Unnamed: 0,movie_id,title,overview,genres,keywords,cast,crew,vote_average,tags
0,19995,Avatar,"[In, the, 22nd, century,, a, paraplegic, Marin...","[Action, Adventure, Fantasy, Science Fiction]","[culture clash, future, space war, space colon...","[Sam Worthington, Zoe Saldana, Sigourney Weaver]",[James Cameron],7.2,"in the 22nd century, a paraplegic marine is di..."
1,285,Pirates of the Caribbean: At World's End,"[Captain, Barbossa,, long, believed, to, be, d...","[Adventure, Fantasy, Action]","[ocean, drug abuse, exotic island, east india ...","[Johnny Depp, Orlando Bloom, Keira Knightley]",[Gore Verbinski],6.9,"captain barbossa, long believed to be dead, ha..."


In [30]:
# Final dataframe for model
final_movies = movies[['movie_id', 'title', 'tags', 'vote_average', 'overview']]
final_movies.head()


Unnamed: 0,movie_id,title,tags,vote_average,overview
0,19995,Avatar,"in the 22nd century, a paraplegic marine is di...",7.2,"[In, the, 22nd, century,, a, paraplegic, Marin..."
1,285,Pirates of the Caribbean: At World's End,"captain barbossa, long believed to be dead, ha...",6.9,"[Captain, Barbossa,, long, believed, to, be, d..."
2,206647,Spectre,a cryptic message from bond’s past sends him o...,6.3,"[A, cryptic, message, from, Bond’s, past, send..."
3,49026,The Dark Knight Rises,following the death of district attorney harve...,7.6,"[Following, the, death, of, District, Attorney..."
4,49529,John Carter,"john carter is a war-weary, former military ca...",6.1,"[John, Carter, is, a, war-weary,, former, mili..."


In [31]:
cv = CountVectorizer(max_features=5000, stop_words='english')
vectors = cv.fit_transform(final_movies['tags']).toarray()

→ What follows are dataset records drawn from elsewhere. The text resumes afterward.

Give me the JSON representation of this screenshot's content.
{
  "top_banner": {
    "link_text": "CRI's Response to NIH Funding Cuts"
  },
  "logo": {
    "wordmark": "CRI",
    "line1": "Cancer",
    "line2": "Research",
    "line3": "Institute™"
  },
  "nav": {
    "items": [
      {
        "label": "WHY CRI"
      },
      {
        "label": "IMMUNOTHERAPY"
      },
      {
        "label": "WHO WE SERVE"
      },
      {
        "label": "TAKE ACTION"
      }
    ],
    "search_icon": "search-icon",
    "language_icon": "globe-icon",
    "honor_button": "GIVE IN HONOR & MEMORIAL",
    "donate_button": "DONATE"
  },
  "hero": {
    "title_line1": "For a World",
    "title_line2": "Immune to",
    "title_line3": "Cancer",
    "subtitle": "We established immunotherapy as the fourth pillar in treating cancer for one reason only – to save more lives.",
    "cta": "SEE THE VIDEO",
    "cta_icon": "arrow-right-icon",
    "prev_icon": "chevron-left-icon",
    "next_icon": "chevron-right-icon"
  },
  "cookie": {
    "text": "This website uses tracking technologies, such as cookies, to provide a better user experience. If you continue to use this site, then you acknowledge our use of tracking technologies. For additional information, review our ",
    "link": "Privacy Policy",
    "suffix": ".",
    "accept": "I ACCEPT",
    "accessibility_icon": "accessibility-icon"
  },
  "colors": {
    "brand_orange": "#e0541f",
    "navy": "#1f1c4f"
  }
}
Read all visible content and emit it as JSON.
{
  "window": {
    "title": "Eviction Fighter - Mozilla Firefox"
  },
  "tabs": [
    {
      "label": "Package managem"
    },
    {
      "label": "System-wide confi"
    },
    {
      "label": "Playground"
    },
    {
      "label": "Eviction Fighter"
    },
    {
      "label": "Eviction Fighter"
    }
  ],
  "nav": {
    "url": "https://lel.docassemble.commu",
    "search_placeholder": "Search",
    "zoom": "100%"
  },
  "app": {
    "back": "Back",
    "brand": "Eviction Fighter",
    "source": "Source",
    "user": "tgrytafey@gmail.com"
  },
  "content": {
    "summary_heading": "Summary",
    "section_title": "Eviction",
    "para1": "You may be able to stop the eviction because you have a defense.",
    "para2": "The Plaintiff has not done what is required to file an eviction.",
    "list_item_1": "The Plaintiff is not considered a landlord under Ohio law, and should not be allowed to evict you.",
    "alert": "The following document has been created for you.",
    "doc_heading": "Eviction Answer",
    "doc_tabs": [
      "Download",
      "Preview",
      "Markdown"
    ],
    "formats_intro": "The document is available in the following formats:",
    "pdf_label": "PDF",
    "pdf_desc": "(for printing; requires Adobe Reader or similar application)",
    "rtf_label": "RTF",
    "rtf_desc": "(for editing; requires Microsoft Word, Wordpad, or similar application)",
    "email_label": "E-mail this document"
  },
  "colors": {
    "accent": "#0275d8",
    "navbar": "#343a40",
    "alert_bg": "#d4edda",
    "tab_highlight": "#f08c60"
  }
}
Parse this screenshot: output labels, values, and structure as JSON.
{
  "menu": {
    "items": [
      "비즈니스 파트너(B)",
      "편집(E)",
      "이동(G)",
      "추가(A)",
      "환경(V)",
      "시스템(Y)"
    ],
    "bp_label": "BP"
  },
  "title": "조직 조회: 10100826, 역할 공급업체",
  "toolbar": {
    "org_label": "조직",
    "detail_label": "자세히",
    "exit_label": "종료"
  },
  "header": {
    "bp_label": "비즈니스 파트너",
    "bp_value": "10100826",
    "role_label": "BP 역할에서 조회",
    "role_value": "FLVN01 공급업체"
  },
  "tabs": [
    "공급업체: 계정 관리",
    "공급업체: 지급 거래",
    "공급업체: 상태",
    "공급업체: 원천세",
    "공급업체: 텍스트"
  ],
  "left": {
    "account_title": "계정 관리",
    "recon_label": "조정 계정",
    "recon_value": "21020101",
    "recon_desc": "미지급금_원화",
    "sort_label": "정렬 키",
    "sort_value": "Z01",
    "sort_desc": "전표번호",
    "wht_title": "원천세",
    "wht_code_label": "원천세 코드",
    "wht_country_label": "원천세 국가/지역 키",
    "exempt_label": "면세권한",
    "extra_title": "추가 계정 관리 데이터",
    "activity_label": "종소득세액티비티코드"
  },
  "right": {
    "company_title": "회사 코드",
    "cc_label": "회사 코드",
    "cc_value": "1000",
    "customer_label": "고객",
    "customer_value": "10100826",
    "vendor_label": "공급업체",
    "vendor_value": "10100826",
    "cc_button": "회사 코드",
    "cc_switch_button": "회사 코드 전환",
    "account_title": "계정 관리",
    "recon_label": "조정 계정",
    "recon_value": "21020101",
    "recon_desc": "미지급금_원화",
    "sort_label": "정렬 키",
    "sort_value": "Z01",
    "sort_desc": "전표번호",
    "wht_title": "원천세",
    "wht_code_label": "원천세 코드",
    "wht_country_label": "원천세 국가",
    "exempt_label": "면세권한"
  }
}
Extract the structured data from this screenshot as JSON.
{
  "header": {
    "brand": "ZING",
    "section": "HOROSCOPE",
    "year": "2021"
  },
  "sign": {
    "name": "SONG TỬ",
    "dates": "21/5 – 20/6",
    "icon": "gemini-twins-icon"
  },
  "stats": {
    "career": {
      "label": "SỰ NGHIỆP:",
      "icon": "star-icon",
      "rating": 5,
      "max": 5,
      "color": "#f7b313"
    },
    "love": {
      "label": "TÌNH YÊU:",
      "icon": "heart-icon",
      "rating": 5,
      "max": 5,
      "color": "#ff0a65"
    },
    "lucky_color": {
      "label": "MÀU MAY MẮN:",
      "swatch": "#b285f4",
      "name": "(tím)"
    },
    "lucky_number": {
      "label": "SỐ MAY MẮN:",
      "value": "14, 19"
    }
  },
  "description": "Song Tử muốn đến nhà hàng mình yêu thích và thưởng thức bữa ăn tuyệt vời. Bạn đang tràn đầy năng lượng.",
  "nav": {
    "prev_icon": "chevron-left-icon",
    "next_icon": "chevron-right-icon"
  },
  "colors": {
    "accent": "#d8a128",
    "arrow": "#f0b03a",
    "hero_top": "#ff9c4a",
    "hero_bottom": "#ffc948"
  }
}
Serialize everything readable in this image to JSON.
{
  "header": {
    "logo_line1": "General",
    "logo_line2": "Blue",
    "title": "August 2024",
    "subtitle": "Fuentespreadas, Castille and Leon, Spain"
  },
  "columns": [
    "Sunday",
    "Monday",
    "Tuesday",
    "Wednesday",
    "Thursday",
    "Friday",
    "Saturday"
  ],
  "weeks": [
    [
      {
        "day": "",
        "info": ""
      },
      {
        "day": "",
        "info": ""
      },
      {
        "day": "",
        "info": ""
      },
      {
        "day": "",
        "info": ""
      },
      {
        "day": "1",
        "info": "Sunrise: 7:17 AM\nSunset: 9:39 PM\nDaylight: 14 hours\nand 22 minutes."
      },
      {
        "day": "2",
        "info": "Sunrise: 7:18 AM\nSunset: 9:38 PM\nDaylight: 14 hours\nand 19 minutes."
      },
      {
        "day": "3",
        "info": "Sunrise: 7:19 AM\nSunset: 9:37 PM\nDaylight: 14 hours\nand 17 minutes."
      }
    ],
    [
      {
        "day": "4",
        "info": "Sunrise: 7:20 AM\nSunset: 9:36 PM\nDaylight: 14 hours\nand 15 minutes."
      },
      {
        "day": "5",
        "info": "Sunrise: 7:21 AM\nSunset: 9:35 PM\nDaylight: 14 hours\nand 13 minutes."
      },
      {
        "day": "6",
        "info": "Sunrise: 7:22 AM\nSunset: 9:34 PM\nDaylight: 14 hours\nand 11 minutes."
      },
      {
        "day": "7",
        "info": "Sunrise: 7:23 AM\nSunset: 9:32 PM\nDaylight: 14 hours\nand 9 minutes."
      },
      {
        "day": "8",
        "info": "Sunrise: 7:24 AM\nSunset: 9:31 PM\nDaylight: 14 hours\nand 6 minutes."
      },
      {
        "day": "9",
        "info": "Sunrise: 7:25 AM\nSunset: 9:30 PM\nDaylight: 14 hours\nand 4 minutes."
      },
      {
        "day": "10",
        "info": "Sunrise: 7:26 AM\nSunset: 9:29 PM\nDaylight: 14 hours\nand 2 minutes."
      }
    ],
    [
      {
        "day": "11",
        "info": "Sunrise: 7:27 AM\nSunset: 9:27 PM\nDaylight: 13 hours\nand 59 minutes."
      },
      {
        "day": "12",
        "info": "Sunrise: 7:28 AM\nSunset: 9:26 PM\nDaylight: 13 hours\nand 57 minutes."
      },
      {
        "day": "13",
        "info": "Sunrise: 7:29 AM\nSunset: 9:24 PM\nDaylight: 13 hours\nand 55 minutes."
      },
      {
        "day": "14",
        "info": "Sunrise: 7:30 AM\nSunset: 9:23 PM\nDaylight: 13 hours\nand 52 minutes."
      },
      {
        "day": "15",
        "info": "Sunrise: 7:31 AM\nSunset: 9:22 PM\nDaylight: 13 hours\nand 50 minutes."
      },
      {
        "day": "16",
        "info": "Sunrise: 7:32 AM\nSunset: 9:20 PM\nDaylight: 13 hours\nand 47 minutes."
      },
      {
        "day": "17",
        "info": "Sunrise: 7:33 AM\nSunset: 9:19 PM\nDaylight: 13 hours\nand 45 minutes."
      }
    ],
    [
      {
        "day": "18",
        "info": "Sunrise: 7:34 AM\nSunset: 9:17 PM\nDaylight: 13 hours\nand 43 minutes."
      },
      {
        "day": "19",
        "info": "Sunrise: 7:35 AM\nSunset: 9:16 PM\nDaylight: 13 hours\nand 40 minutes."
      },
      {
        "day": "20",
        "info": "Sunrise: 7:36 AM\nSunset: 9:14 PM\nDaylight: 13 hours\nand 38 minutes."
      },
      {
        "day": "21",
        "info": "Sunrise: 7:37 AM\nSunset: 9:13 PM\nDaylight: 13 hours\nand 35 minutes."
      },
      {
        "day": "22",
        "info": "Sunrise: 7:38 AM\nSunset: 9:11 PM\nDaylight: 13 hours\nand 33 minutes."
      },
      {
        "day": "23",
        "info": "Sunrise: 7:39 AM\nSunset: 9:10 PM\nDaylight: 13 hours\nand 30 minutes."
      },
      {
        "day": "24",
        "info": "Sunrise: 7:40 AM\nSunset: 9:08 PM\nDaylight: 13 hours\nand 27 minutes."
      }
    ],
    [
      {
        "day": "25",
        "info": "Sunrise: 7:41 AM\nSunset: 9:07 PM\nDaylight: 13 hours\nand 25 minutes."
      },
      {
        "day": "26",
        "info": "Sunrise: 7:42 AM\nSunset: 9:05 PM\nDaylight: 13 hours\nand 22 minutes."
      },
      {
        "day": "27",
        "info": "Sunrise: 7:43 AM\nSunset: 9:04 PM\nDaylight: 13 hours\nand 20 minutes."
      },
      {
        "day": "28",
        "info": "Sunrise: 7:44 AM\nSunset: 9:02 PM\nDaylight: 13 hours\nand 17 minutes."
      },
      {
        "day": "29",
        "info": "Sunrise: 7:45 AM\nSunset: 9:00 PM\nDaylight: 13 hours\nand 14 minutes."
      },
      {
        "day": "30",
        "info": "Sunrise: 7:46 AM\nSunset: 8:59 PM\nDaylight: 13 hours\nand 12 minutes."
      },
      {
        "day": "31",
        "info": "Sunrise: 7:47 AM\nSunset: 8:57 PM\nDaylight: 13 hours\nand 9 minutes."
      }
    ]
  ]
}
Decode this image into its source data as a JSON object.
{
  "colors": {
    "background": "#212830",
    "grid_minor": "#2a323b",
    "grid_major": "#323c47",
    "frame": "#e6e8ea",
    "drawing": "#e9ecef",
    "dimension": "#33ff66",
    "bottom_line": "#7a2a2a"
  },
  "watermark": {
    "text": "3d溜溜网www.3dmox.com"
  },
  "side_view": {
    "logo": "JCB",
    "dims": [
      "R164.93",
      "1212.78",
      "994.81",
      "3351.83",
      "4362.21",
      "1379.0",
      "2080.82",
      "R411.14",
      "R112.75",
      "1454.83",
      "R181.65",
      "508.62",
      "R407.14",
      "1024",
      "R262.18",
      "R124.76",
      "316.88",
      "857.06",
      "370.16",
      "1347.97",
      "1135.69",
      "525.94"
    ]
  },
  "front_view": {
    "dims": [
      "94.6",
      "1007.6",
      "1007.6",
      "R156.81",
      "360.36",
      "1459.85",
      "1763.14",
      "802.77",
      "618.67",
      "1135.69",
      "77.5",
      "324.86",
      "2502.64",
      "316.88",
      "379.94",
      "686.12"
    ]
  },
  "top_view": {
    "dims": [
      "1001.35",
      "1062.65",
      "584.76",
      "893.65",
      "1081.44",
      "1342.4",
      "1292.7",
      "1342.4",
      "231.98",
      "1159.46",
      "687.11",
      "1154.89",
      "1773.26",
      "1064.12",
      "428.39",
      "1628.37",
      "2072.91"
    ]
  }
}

print("Vector Shape:", vectors.shape)


Vector Shape: (4806, 5000)


In [32]:
similarity = cosine_similarity(vectors)
print("Similarity Matrix Shape:", similarity.shape)


Similarity Matrix Shape: (4806, 4806)


In [35]:
import os

# ✅ Create artifacts folder if it doesn't exist
if not os.path.exists('artifacts'):
    os.makedirs('artifacts')

# ✅ Save the pickle files
pickle.dump(final_movies, open('artifacts/movies.pkl', 'wb'))
pickle.dump(similarity, open('artifacts/similarity.pkl', 'wb'))

print("✅ movies.pkl and similarity.pkl saved successfully in artifacts folder!")


✅ movies.pkl and similarity.pkl saved successfully in artifacts folder!